For most of the day of Saturday, Nov. 9, the normally quiet interior of the Camp Verde Community Library was vibrant with guests of all ages. Beyond the usual books and movies that can normally be found in the library, the building hosted the first-ever Verde Valley Game Con, a celebration of board games aimed at both kids and adults.
“There’s been a lot of people who have discovered the world of board games that exist beyond Monopoly,” Josh Fohrman, who runs the board game shop Game On in Prescott Valley, said.
Fohrman came to the event with a slew of board games from his store, which attendees were able to borrow to try out. He also sold board games at the event, and saw the day as an opportunity to get people interested in some of the more complex games that have recently come out.
Late in the day, Fohrman sat at a table upstairs playing Skull, a bluffing game with the goal of “getting your opponent to bid higher than they should.” Players passed around beautiful, intricately designed circular cards, a testament to the board game industry’s increased focus on aesthetics and its complex mechanics.
“I’m glad that something like this is being done in the Verde Valley, because there’s been a dearth of this kind of thing,” one of Fohrman’s competitors, Jared Taylor from Clarkdale, said. “I hope there can be more.”
Education was a major component of the convention.
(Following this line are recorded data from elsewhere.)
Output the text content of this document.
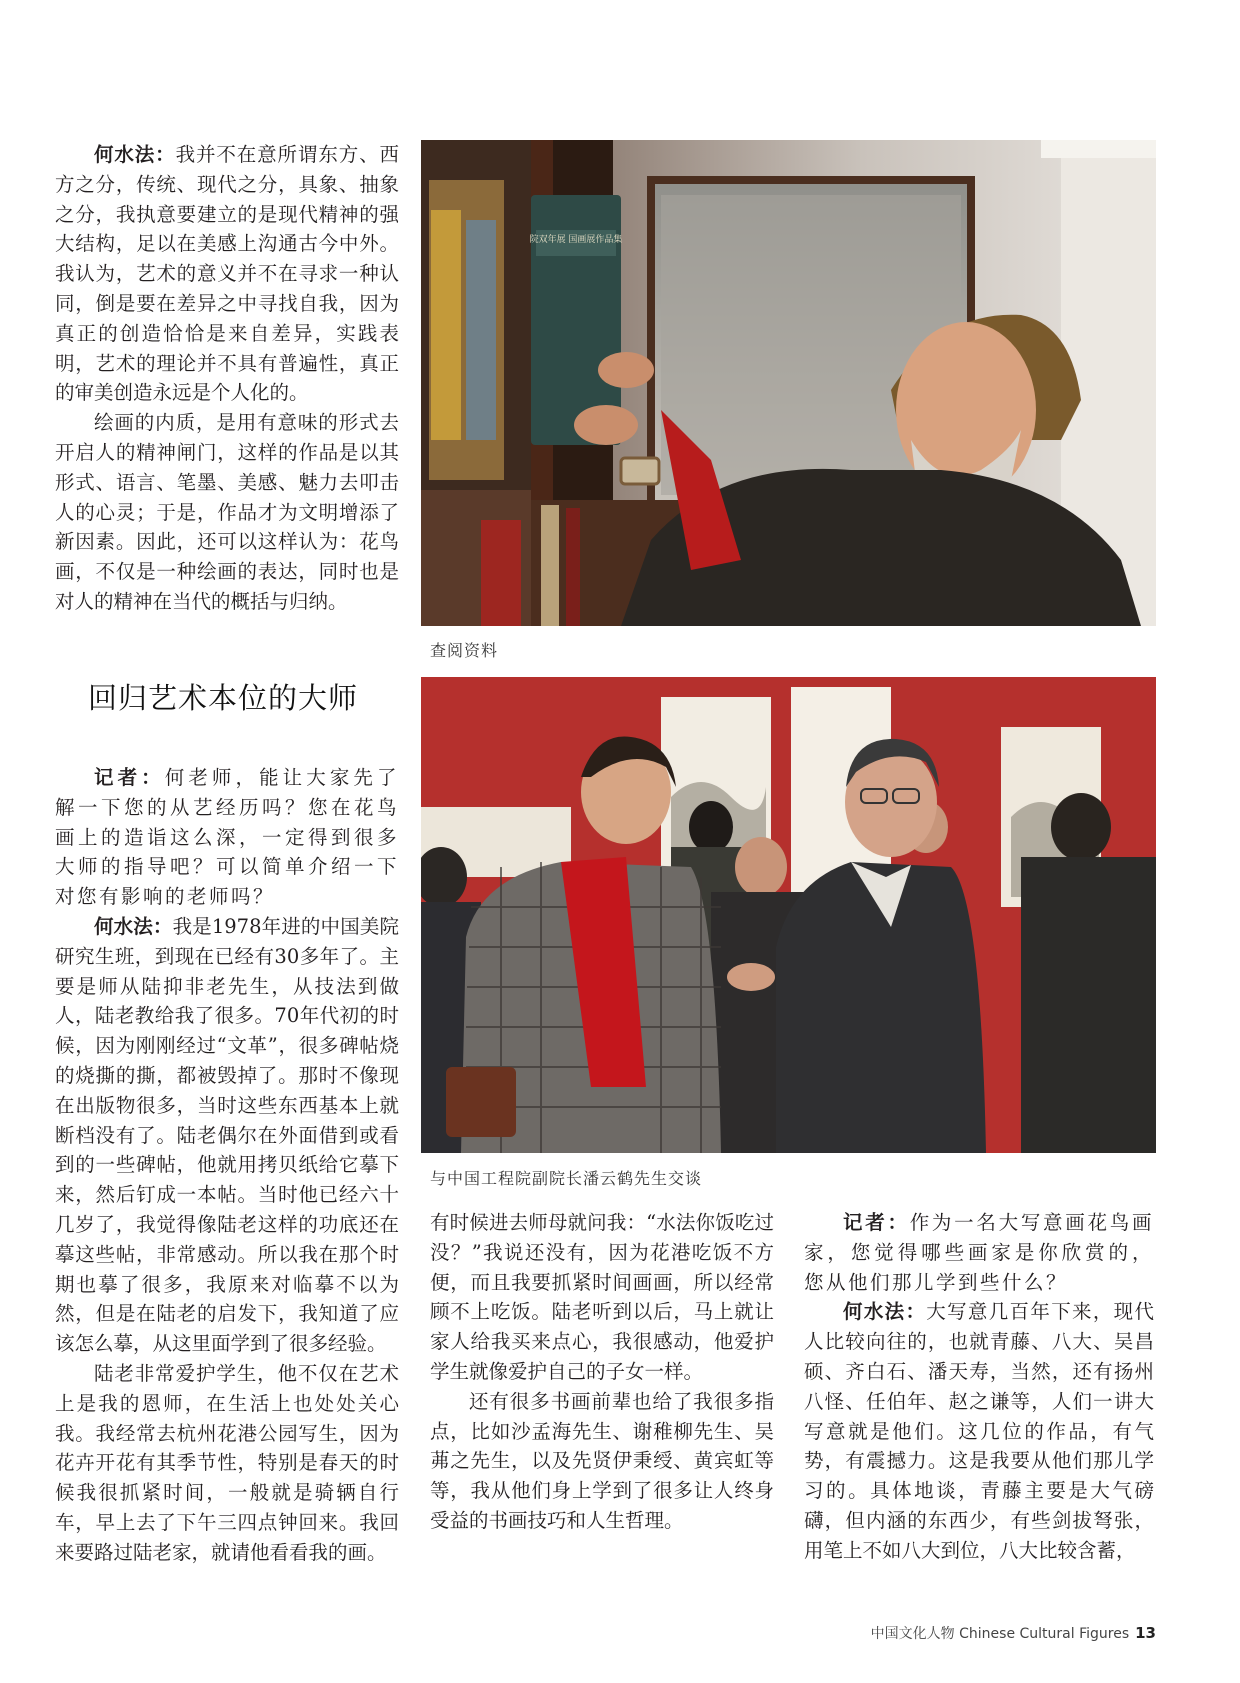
何水法：我并不在意所谓东方、西方之分，传统、现代之分，具象、抽象之分，我执意要建立的是现代精神的强大结构，足以在美感上沟通古今中外。我认为，艺术的意义并不在寻求一种认同，倒是要在差异之中寻找自我，因为真正的创造恰恰是来自差异，实践表明，艺术的理论并不具有普遍性，真正的审美创造永远是个人化的。

绘画的内质，是用有意味的形式去开启人的精神闸门，这样的作品是以其形式、语言、笔墨、美感、魅力去叩击人的心灵；于是，作品才为文明增添了新因素。因此，还可以这样认为：花鸟画，不仅是一种绘画的表达，同时也是对人的精神在当代的概括与归纳。

回归艺术本位的大师

记者：何老师，能让大家先了解一下您的从艺经历吗？您在花鸟画上的造诣这么深，一定得到很多大师的指导吧？可以简单介绍一下对您有影响的老师吗？

何水法：我是1978年进的中国美院研究生班，到现在已经有30多年了。主要是师从陆抑非老先生，从技法到做人，陆老教给我了很多。70年代初的时候，因为刚刚经过“文革”，很多碑帖烧的烧撕的撕，都被毁掉了。那时不像现在出版物很多，当时这些东西基本上就断档没有了。陆老偶尔在外面借到或看到的一些碑帖，他就用拷贝纸给它摹下来，然后钉成一本帖。当时他已经六十几岁了，我觉得像陆老这样的功底还在摹这些帖，非常感动。所以我在那个时期也摹了很多，我原来对临摹不以为然，但是在陆老的启发下，我知道了应该怎么摹，从这里面学到了很多经验。

陆老非常爱护学生，他不仅在艺术上是我的恩师，在生活上也处处关心我。我经常去杭州花港公园写生，因为花卉开花有其季节性，特别是春天的时候我很抓紧时间，一般就是骑辆自行车，早上去了下午三四点钟回来。我回来要路过陆老家，就请他看看我的画。

有时候进去师母就问我：“水法你饭吃过没？”我说还没有，因为花港吃饭不方便，而且我要抓紧时间画画，所以经常顾不上吃饭。陆老听到以后，马上就让家人给我买来点心，我很感动，他爱护学生就像爱护自己的子女一样。

还有很多书画前辈也给了我很多指点，比如沙孟海先生、谢稚柳先生、吴茀之先生，以及先贤伊秉绶、黄宾虹等等，我从他们身上学到了很多让人终身受益的书画技巧和人生哲理。

记者：作为一名大写意画花鸟画家，您觉得哪些画家是你欣赏的，您从他们那儿学到些什么？

何水法：大写意几百年下来，现代人比较向往的，也就青藤、八大、吴昌硕、齐白石、潘天寿，当然，还有扬州八怪、任伯年、赵之谦等，人们一讲大写意就是他们。这几位的作品，有气势，有震撼力。这是我要从他们那儿学习的。具体地谈，青藤主要是大气磅礴，但内涵的东西少，有些剑拔弩张，用笔上不如八大到位，八大比较含蓄，

院双年展 国画展作品集
查阅资料
与中国工程院副院长潘云鹤先生交谈
中国文化人物 Chinese Cultural Figures 13
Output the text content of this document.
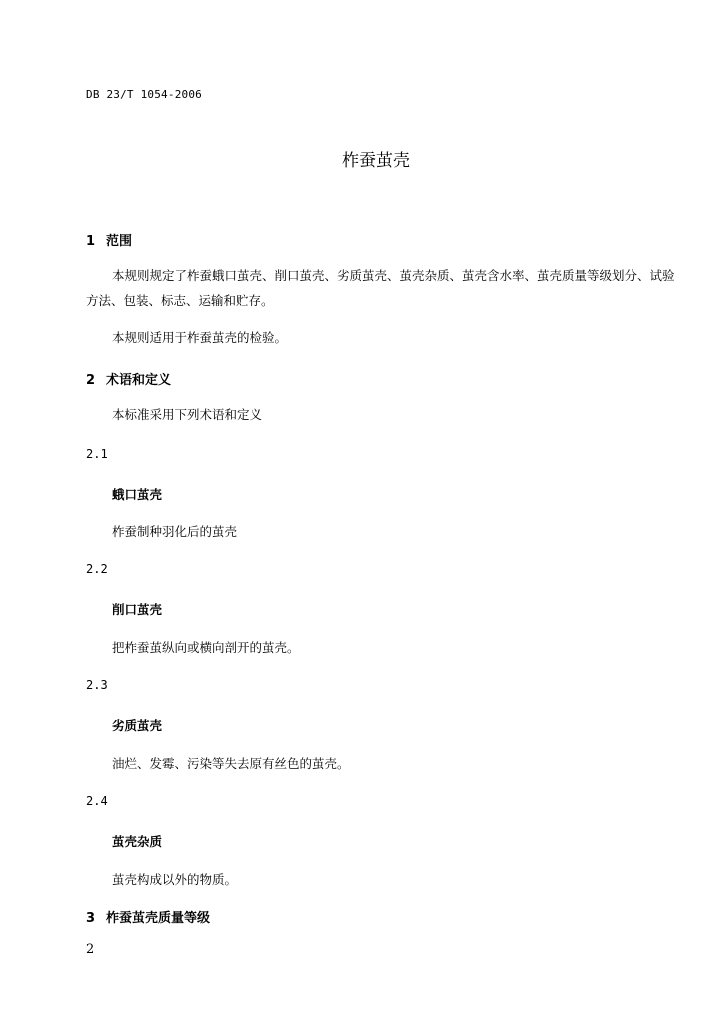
DB 23/T 1054-2006
柞蚕茧壳
1 范围

本规则规定了柞蚕蛾口茧壳、削口茧壳、劣质茧壳、茧壳杂质、茧壳含水率、茧壳质量等级划分、试验方法、包装、标志、运输和贮存。

本规则适用于柞蚕茧壳的检验。

2 术语和定义

本标准采用下列术语和定义

2.1
蛾口茧壳
柞蚕制种羽化后的茧壳
2.2
削口茧壳
把柞蚕茧纵向或横向剖开的茧壳。
2.3
劣质茧壳
油烂、发霉、污染等失去原有丝色的茧壳。
2.4
茧壳杂质
茧壳构成以外的物质。
3 柞蚕茧壳质量等级
2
Downstairs, volunteers — mostly friends of Game Con organizer and CVCL Teen Services Librarian Zack Garcia — taught children as young as 8 years old how to play the complex fantastical trading card game Magic: The Gathering. In another room, kids from the library’s Youth Advisory Committee led participants in epic one- off quests of Dungeons & Dragons, letting attendees role-play as warlocks, paladins and bards as they went off on adventures to storm a castle or slay a dragon.
“It’s great to just get people together to play D&D and celebrate nerd culture,” said Aiden Robertson, a YAC member who served as Dungeon Master for a campaign that dealt with a quest to defeat enemies garrisoned in a castle by lighting the place on fire. Robertson has been playing D&D for five years and holds D&D games for local teens at the library. He hopes that the Game Con will blossom into a vibrant annual tradition in Camp Verde.
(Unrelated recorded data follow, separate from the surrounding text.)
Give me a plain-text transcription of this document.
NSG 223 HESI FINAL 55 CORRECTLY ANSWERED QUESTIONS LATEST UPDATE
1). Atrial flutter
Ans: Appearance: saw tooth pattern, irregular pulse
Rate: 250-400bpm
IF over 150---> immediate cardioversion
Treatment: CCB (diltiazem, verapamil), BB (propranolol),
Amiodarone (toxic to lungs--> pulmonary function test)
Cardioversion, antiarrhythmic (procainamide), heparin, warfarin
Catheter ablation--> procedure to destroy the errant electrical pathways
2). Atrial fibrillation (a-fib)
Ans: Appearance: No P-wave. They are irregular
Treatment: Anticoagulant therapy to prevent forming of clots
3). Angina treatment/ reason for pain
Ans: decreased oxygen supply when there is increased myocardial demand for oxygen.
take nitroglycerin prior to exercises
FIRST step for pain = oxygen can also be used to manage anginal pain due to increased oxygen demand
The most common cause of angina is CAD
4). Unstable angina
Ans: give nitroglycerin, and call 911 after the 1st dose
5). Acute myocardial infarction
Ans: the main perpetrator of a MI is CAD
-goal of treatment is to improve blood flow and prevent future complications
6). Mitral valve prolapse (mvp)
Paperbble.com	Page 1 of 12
A pair of Nintendo Switches upstairs hosted a tournament of the video game Super Smash Bros., and elsewhere the library’s 3D printer allowed those interested to play around at making things out of plastic. But beyond just nerd culture and kids playing new styles of games, the expo attracted other members of the community interested in just having some old-fashioned fun.
“I’m doing the really really old school stuff,” Jan Hopper, a Camp Verde resident playing Chinese Checkers against her friend Sue Kusar, who came with her grandson, said. “This board is from 1938.”
“As far as I’m concerned it was an overwhelming success,” Garcia, who runs the YAC at the library, said. Proceeds from the event went to pay for future YAC events, and attendees were encouraged to bring canned goods to donate to local soup kitchens, the Old Town Mission in Cottonwood and Bread of Life in Camp Verde.
As the first event like it, Garcia saw the Game Con as an experiment, and was looking forward to the event as a trial for what could be accomplished in years to come. He modeled the event partially on the Verde Valley Comic Expo that the Cottonwood Public Library has held for the past few years. Jan Quisumbing, teen librarian for the CPL and organizer of the comic convention, joined the event, providing comic book drawings for fans at his own booth.
“I’ve never seen so many happy, smiling faces, and everyone is having a good time just being nice to each other, laughing and enjoying each other’s company,” Quisumbing said.